What about Tetanus?

I’ll admit that one of the first questions I had for the Dr. that had just given a presentation on the dangers of vaccination was “What about tetanus?”  For most people, there is great fear that accompanies the word tetanus.  It is generally believed that tetanus is a highly fatal disease, but an examination of the data proves otherwise.  A 1998 evaluation of tetanus by the CDC found that the death rate from tetanus was 11 percent, which is nowhere near “the 100% percent mortality rate” that most people associate with tetanus. It is also commonly thought that the tetanus shot will prevent the onset of tetanus, yet the data shows that even if a person has had three or more tetanus shots, it is still possible to contract the disease.    [CDC, “Tetanus Surveillance” MMWR 47(July 1998,55-2):13]
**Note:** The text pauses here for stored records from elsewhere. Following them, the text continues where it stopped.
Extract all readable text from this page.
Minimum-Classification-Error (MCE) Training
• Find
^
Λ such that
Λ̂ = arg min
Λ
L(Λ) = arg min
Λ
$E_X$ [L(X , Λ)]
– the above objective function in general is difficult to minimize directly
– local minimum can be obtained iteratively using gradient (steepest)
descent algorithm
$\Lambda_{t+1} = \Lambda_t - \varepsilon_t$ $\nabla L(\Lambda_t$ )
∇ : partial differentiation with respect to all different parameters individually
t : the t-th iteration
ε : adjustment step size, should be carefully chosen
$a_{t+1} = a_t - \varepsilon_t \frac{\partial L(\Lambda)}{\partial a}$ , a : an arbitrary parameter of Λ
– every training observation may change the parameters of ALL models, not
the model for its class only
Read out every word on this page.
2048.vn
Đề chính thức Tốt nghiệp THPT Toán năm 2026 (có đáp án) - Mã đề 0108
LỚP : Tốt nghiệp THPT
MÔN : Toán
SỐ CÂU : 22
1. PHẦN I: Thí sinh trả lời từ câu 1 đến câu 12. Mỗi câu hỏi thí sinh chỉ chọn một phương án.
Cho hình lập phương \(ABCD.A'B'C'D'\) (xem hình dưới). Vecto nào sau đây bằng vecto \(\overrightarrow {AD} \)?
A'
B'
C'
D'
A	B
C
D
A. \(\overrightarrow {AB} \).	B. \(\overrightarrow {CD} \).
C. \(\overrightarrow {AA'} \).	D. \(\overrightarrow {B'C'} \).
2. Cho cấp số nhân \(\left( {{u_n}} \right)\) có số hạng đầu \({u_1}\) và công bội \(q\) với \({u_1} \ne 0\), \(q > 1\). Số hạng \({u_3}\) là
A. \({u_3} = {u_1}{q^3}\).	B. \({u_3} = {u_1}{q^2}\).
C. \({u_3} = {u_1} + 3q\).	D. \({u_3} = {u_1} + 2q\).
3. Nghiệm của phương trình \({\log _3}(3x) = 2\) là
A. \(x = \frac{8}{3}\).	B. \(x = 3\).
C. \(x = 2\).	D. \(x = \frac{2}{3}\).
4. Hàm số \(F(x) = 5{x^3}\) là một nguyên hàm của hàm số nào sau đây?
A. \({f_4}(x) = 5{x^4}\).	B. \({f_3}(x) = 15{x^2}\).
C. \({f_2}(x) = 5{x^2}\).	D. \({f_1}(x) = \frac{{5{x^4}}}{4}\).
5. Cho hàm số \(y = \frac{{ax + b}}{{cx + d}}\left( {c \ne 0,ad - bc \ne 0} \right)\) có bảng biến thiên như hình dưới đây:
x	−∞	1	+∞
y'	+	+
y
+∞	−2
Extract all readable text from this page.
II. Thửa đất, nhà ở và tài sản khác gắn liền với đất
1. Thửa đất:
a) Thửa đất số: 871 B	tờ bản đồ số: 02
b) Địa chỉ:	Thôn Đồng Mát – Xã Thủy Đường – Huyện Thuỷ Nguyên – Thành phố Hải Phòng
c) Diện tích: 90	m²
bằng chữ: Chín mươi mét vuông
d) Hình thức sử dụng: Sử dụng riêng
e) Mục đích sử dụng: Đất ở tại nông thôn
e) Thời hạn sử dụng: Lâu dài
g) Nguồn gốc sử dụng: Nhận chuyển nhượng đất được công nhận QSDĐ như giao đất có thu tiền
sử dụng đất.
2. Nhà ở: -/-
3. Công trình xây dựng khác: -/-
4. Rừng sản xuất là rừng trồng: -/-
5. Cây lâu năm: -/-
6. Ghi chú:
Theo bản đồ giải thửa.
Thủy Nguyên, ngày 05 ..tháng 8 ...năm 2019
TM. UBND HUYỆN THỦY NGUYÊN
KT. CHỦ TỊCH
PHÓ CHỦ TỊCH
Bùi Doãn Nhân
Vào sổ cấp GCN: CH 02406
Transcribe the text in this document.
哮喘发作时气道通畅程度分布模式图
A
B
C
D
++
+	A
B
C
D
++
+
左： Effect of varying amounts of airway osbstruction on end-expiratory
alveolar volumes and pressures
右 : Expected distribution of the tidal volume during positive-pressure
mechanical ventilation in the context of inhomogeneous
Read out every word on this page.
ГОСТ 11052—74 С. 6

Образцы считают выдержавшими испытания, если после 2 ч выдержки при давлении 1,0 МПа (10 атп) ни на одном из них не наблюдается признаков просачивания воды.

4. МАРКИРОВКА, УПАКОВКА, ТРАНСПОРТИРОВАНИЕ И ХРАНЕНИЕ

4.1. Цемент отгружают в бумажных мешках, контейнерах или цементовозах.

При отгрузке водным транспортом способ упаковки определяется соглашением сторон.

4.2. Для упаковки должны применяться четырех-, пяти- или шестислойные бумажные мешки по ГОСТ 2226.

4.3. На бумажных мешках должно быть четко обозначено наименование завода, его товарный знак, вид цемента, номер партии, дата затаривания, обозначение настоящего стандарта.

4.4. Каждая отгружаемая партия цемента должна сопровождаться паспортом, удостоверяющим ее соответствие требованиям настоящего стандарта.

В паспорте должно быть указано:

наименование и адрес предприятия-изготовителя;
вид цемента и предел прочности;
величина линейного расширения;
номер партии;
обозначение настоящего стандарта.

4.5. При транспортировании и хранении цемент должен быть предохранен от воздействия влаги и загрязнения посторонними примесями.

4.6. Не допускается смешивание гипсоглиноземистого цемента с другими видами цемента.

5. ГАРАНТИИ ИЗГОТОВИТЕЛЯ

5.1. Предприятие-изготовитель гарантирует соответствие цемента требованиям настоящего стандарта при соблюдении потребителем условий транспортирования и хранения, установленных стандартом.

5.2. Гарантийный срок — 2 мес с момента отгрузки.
An issue of the British Medical Journal reported that tetanus can occur “despite adequate immunization and [adequate] levels of neutralizing antibodies.” [Letter to the Editor, British Medical Journal 321 (Feb. 5,2000):383] Another study stated that “Nearly twenty-five percent (24.8%) of those who contracted acute tetanus had at least one dose of the vaccine and more than twelve percent (12.4%) of the patients were fully vaccinated.” [Morbidity and Mortality Weekly Report (MMWR) from the CDC called "Tetanus Surveillance—United States, 1995-1997"]

Preventing Tetanus

So the question remains, how do we prevent tetanus? The CDC itself states two methods.   “Tetanus is preventable through both routine vaccination and appropriate wound management”.   As evidenced above, frequent tetanus shots may actually give a false sense of security; therefore, appropriate wound management is most important.  The best way to protect an injured person from the disease is to thoroughly clean the wound with copious amounts of warm soapy water and to encourage the injury to bleed profusely (for several minutes) to clean out any spores.   When my son stepped on a rusty nail  so hard that it almost came out the top of his foot, we prayed and did this followed by hydrogen peroxide to further bubble out anything.  Then we soaked his foot in charcoal water, and followed that with a plantain [the herb] poultice.   The next day he was out jumping on the trampoline with no pain or swelling whatsoever.  Others have told me they use tea tree oil after washing the wound. 


Additional Information about Tetanus

           Tetanus is an acute, spastic paralytic illness caused by a toxin released from the bacterium clostridium tetani.  The tetanus bacterium can only thrive in areas where there is no oxygen.  There are several forms of tetanus- neonatal, cephalic, localized and generalized.  

1. Neonatal is the most common and the most deadly. However, the vast majority of these cases occur following childbirth as a result of using non-sterilized equipment to cut the umbilical cord.  

2. Cephalic tetanus, the least common, causes muscle spasms in the face, leading to a classic case of lockjaw.

3. Localized tetanus is recurring muscle contraction near the original site of the infection.

4. Generalized tetanus, the most common, is the slowest to develop.  The disease is characterized by a gradual increase in muscle rigidity and muscle spasms.  

The symptoms of any kind of tetanus develop very slowly.  The incubation period –the time between the injury and the development of a full blown infection—can range from five days to 2 months, but the initial symptoms commonly begin to appear within 14 days.  Early symptoms of infection include restlessness, headache, and localized itching or pain at the site of the injury.  

 Remember how to prevent tetanus using good wound care:

1. Pray for God’s blessing

2. Encourage the wound to bleed profusely

3. Wash with warm soapy water ( and hydrogen peroxide, if desired)

4. Soak in charcoal water, if available

5. Keep the wound clean

Additional precautions could include taking extra vitamin C and antibiotic herbs- like garlic, grapefruit seed or colloidal silver.